I think that is the majority of the "purchasers" and counting people who would have gone without rather than pay as lost sales is inflating the impact of illegal file sharing.
Let us also consider lost sales from other means. Recently Apple finally got to add The Beatles music catalog to iTunes. CNET's Buzz Report had a humorous mention of it. While they were wrangling about the right to SELL the catalog online, people were just ripping their CDs. People who would have happily paid $1.29 a song on iTunes but couldn't because it wasn't being offered for sale. This is a genuine lost sale. Even the original mp3 sharing haters, Metallica, have their tunes on iTunes.
How about "out of print"? There have been many songs I have wanted to purchase but could not because it was not available from iTunes nor from the local music store on CD. Oftentimes I am forced to make a longish drive to the used music store to see if they happen to have what I want. OK MPAA, who benefits from this if the used store doesn't have it? I don't have the song I want and nobody is getting paid. I want to pay, I spent money on electricity and connectivity to check iTunes and ebay, I spent money on gas and time to physically run to the local brick and mortar stores. Florida Power got paid. Verizon got paid. Shell got paid. The people selling music didn't get paid. The artist didn't get paid.
Tell me, MPAA, how is finding this song online from a pirate costing you money? You are refusing to sell it. I would like to point out that finding it at Vinyl Fever doesn't send any money your way either since it's used. Who's cutting whose throat here? What percentage of online piracy falls into this category?
As the copyright holder, it is your right to decide not to sell it. What I am attempting to point out to is that you are ignoring a market demand for a product you can sell! Digitize all the "out of print" songs in your vast libraries of music and sell them on your very own web sites for 50¢ a song. That's $0.50 more per song than you are making now. How much are you spending on lawyers to win judgements for sums you will never be paid? General Pyrrhus is calling on line two...
The big-huge neutronium simian in the room, movie and recording industries, is that your business model is broken. You are failing to adapt to changing conditions and it is killing you. What I think is happening is you can see that the successful music/movie model is much, much less lucrative (but still profitable) than the old one and you desperately don't want that to happen. What you need to accept is that it has already happened.

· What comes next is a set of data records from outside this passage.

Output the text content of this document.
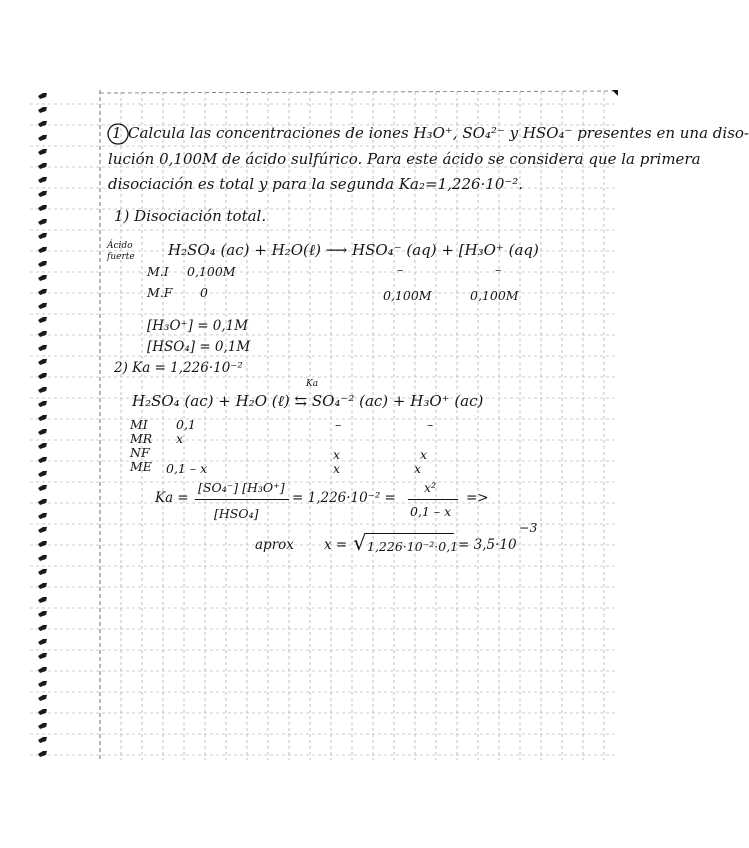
1 Calcula las concentraciones de iones H₃O⁺, SO₄²⁻ y HSO₄⁻ presentes en una diso-
lución 0,100M de ácido sulfúrico. Para este ácido se considera que la primera
disociación es total y para la segunda Ka₂=1,226·10⁻².
1) Disociación total.
Ácido
fuerte H₂SO₄ (ac) + H₂O(ℓ) ⟶ HSO₄⁻ (aq) + [H₃O⁺ (aq)
M.I 0,100M	–	–
M.F 0	0,100M	0,100M
[H₃O⁺] = 0,1M
[HSO₄] = 0,1M
2) Ka = 1,226·10⁻²
Ka
H₂SO₄ (ac) + H₂O (ℓ) ⇆ SO₄⁻² (ac) + H₃O⁺ (ac)
MI 0,1	–	–
MR x
NF	x	x
ME 0,1 – x	x	x
Ka =
[SO₄⁻] [H₃O⁺]
[HSO₄]
= 1,226·10⁻² =
x²
0,1 – x
=>
aprox x = √ 1,226·10⁻²·0,1 = 3,5·10
−3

I have an IP example for you. Third Wire makes a combat flight sim I enjoy called "Strike Fighters 2". It's a series of six $20 installments. You get it via download at their web site. They do not put any form of copy protection or DRM on the files. I could pay once and make dozens of copies and send them to my friends on CD's for Holy Robaunakka without any difficulty. I don't because I am honest. What about others? The Strike Fighters series is conspicuous in its absence on torrent sites. Buh wah? How can that be?
I think it really boils down to a good product at a fair price. There's no anger about being "ripped off" to dissipate. Without the DRM there's no challenging puzzle to break for the hackers. Don't fool yourselves IP owners, that shiny puzzle is the entire reason some of these titles are out there. The DRM free pirate download is their proof they succeeded in solving the puzzle. People getting the product for free is a side effect, not a goal of the hacking.
Fix your model and business will follow.